Go

Don't Repeat Yourself

Every piece of knowledge should have a single, authoritative representation — and why that's harder than it sounds.

3 min read

"Every piece of knowledge must have a single, unambiguous, authoritative representation within a system."

DRY is not about avoiding duplicated lines of code. It's about avoiding duplicated knowledge — business rules, validation logic, configuration values, data shapes. Two functions that happen to look similar are not necessarily a DRY violation. Two places that independently encode the same business rule absolutely are.

The practical test: when the rule changes, how many places do you have to update? One is DRY. More than one is a liability — and the second update you forget is a bug.


The failure mode: accidental similarity vs. duplicated knowledge

Avoid reflexively extracting code just because it looks the same. Two loops that iterate over different things for different reasons happen to share syntax — merging them couples unrelated logic. The question is always: do these represent the same knowledge?

go
// Two functions that look similar but encode independent knowledge.
// Do NOT merge these. They will diverge.

func validateUserAge(age int) error {
    if age < 18 {
        return errors.New("user must be 18 or older")
    }
    return nil
}

func validateDriverAge(age int) error {
    if age < 16 {
        return errors.New("driver must be 16 or older")
    }
    return nil
}

These look like duplication. They are not. The rules are independent. If the driving age changes, you don't want it to affect user registration — and a shared validateAge(min int) wrapper would hide that they're different rules.

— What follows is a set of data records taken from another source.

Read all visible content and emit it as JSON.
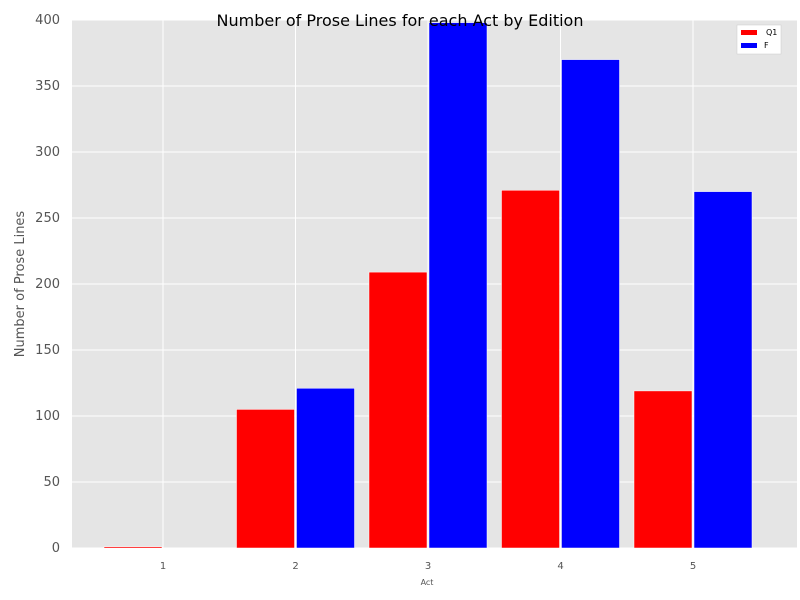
{
  "chart_data": {
    "type": "bar",
    "title": "Number of Prose Lines for each Act by Edition",
    "xlabel": "Act",
    "ylabel": "Number of Prose Lines",
    "categories": [
      "1",
      "2",
      "3",
      "4",
      "5"
    ],
    "series": [
      {
        "name": "Q1",
        "color": "#ff0000",
        "values": [
          1,
          105,
          209,
          271,
          119
        ]
      },
      {
        "name": "F",
        "color": "#0000ff",
        "values": [
          0,
          121,
          398,
          370,
          270
        ]
      }
    ],
    "ylim": [
      0,
      400
    ],
    "yticks": [
      "0",
      "50",
      "100",
      "150",
      "200",
      "250",
      "300",
      "350",
      "400"
    ],
    "grid": true,
    "legend_position": "top-right",
    "plot_background": "#e5e5e5"
  }
}
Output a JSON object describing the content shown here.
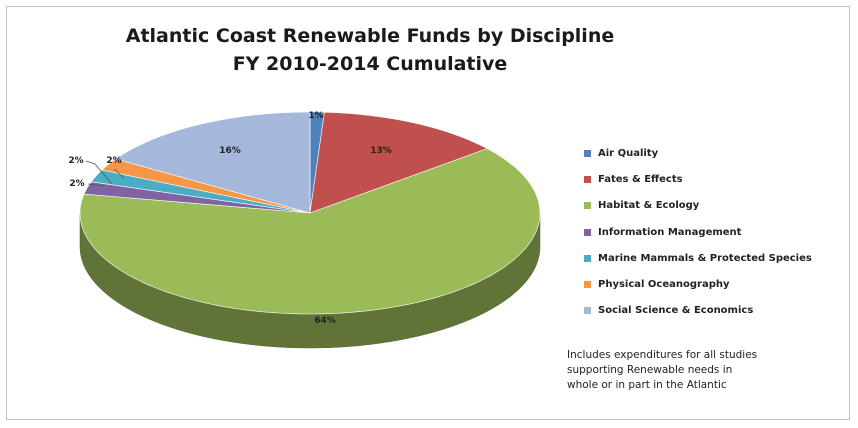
{
  "chart_data": {
    "type": "pie",
    "title_line1": "Atlantic Coast Renewable Funds by Discipline",
    "title_line2": "FY 2010-2014 Cumulative",
    "slices": [
      {
        "name": "Air Quality",
        "value": 1,
        "label": "1%",
        "color": "#4f81bd"
      },
      {
        "name": "Fates & Effects",
        "value": 13,
        "label": "13%",
        "color": "#c0504d"
      },
      {
        "name": "Habitat & Ecology",
        "value": 64,
        "label": "64%",
        "color": "#9bbb59"
      },
      {
        "name": "Information Management",
        "value": 2,
        "label": "2%",
        "color": "#8064a2"
      },
      {
        "name": "Marine Mammals & Protected Species",
        "value": 2,
        "label": "2%",
        "color": "#4bacc6"
      },
      {
        "name": "Physical Oceanography",
        "value": 2,
        "label": "2%",
        "color": "#f79646"
      },
      {
        "name": "Social Science & Economics",
        "value": 16,
        "label": "16%",
        "color": "#a5b8dc"
      }
    ],
    "legend_position": "right"
  },
  "note": {
    "line1": "Includes expenditures for all studies",
    "line2": "supporting Renewable needs  in",
    "line3": "whole or in part in the Atlantic"
  }
}
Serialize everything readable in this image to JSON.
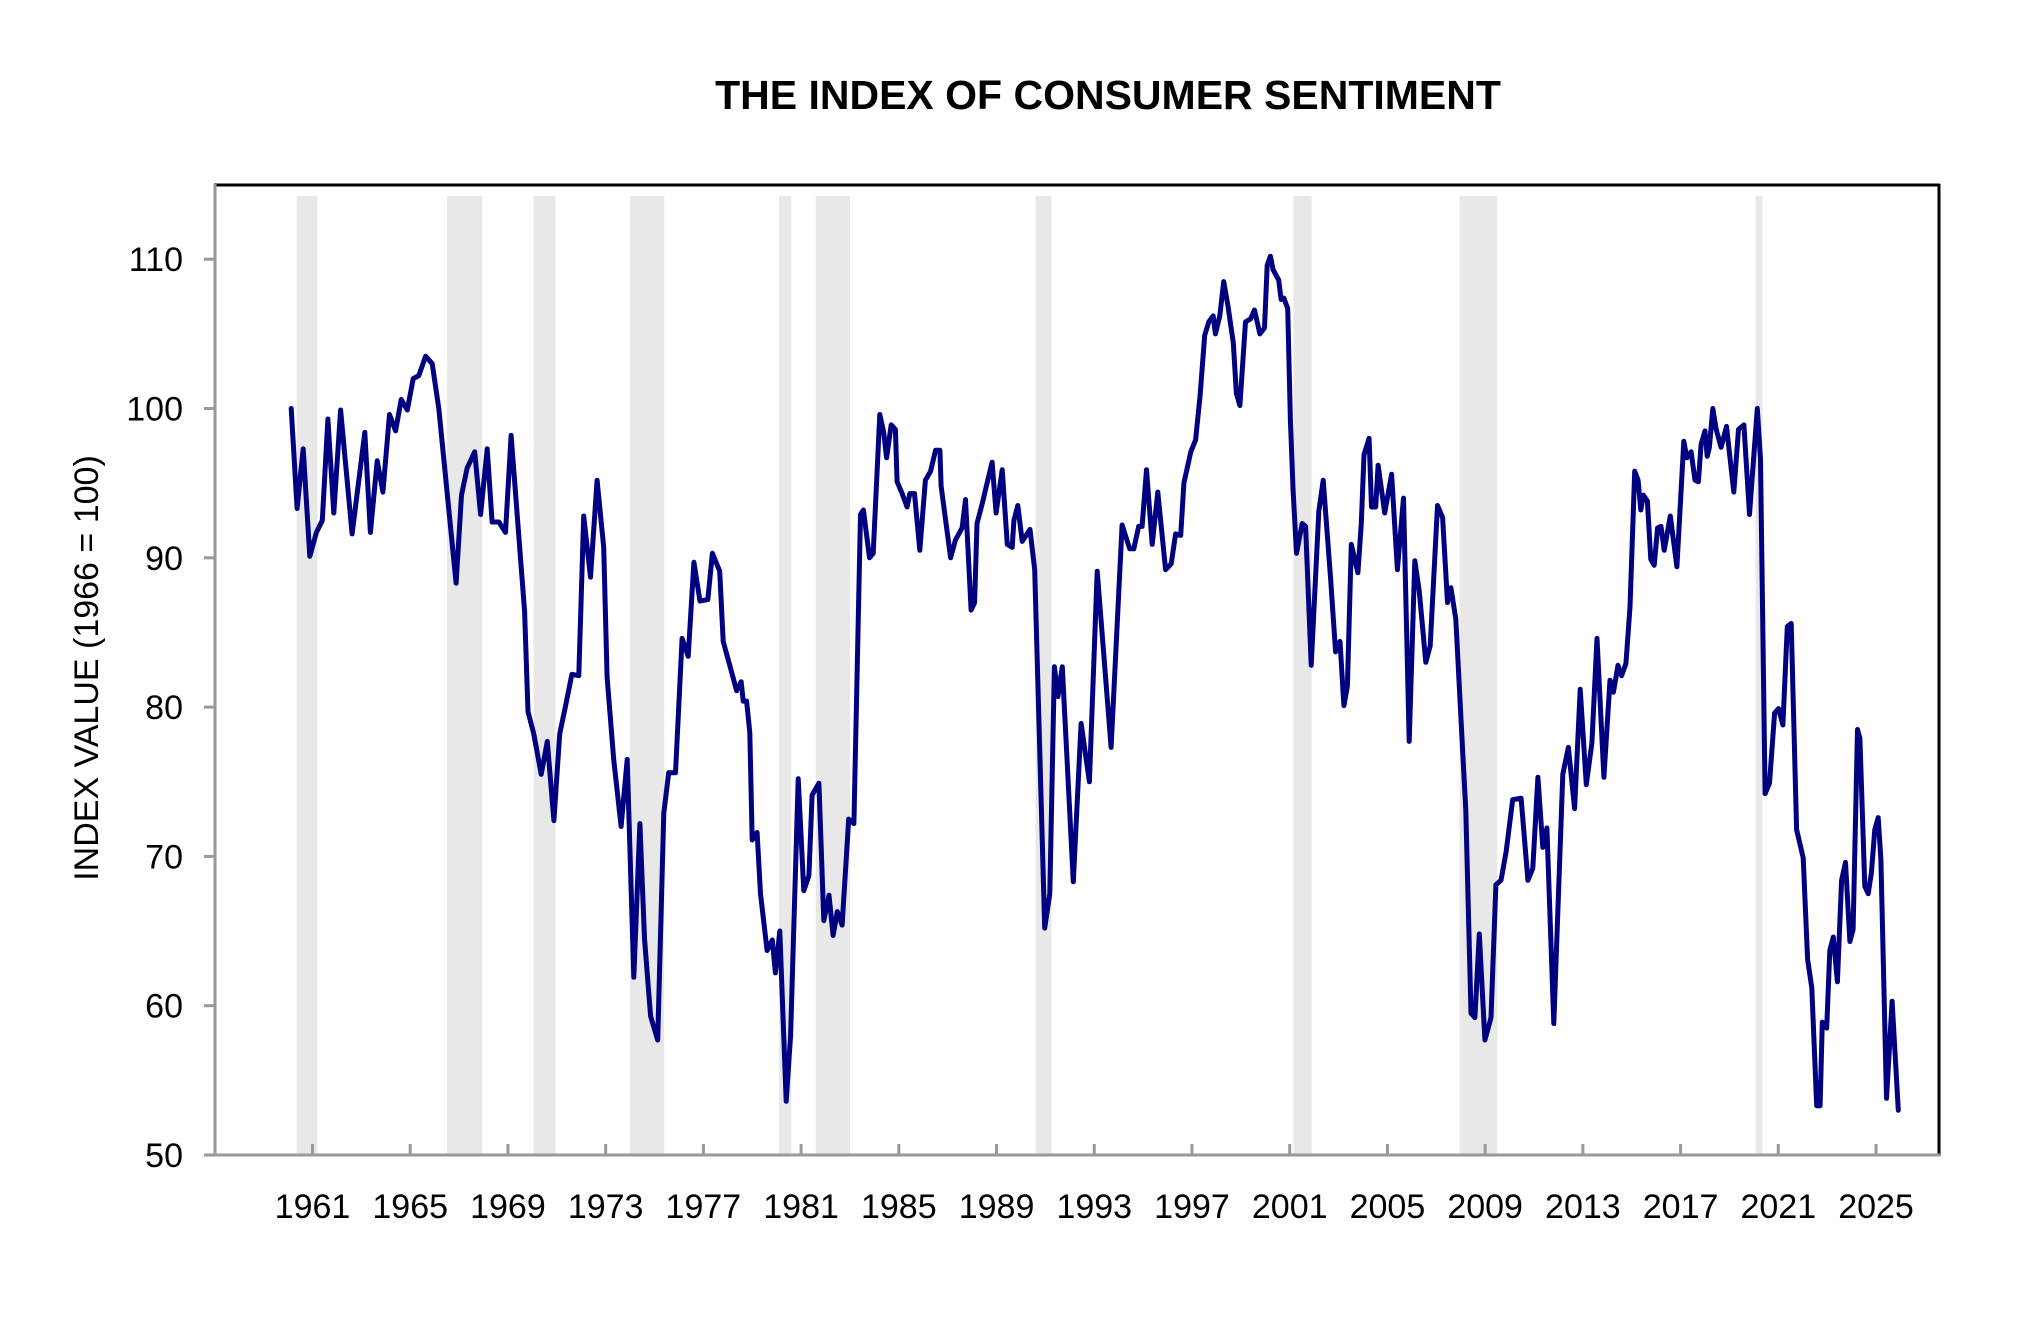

Real duplication: the same rule in multiple places

go
// BAD — order status logic duplicated across the codebase.
// Every new status requires touching three functions.

func CanCancel(o Order) bool {
    return o.Status == "pending" || o.Status == "processing"
}

func CanRefund(o Order) bool {
    return o.Status == "pending" || o.Status == "processing"
}

func IsActive(o Order) bool {
    return o.Status == "pending" || o.Status == "processing"
}
go
// GOOD — the knowledge lives in one place.
// The rule changes in exactly one location.

func IsMutable(o Order) bool {
    return o.Status == "pending" || o.Status == "processing"
}

func CanCancel(o Order) bool { return IsMutable(o) }
func CanRefund(o Order) bool { return IsMutable(o) }
func IsActive(o Order) bool  { return IsMutable(o) }

Configuration duplication

Magic values are a common DRY violation. When a value appears in multiple places, a change requires a search-and-replace — and one missed instance is a silent bug.

go
// BAD — the session duration is scattered across the codebase.

func NewSession(userID string) Session {
    return Session{Expires: time.Now().Add(24 * time.Hour)}
}

func IsExpired(s Session) bool {
    return time.Since(s.CreatedAt) > 24*time.Hour
}

func RefreshSession(s Session) Session {
    return Session{Expires: time.Now().Add(24 * time.Hour)}
}
go
// GOOD — one authoritative constant.

const sessionTTL = 24 * time.Hour

func NewSession(userID string) Session {
    return Session{Expires: time.Now().Add(sessionTTL)}
}

func IsExpired(s Session) bool {
    return time.Since(s.CreatedAt) > sessionTTL
}

func RefreshSession(s Session) Session {
    return Session{Expires: time.Now().Add(sessionTTL)}
}

The Rule of Three

Don't extract on the first duplication. Wait for three. The first instance is just code. The second is a coincidence. The third is a pattern worth naming.

Premature abstraction is its own problem: you create an abstraction before you understand the full shape of the rule, and you paint yourself into a corner. Three instances give you enough signal to design the right abstraction.


DRY and generated code

Generated code is an exception. If a struct is generated from a schema, and a corresponding SQL table definition also comes from that schema, the source of truth is the schema — not the two outputs. The outputs can look identical without violating DRY because neither encodes the knowledge; the generator does.

The principle is about knowledge, not bytes.

Smell: A business rule changes and you update it in one place, but a bug report comes in two weeks later because a second copy of the rule was missed. Or: you grep for a constant value and find it hardcoded in five files.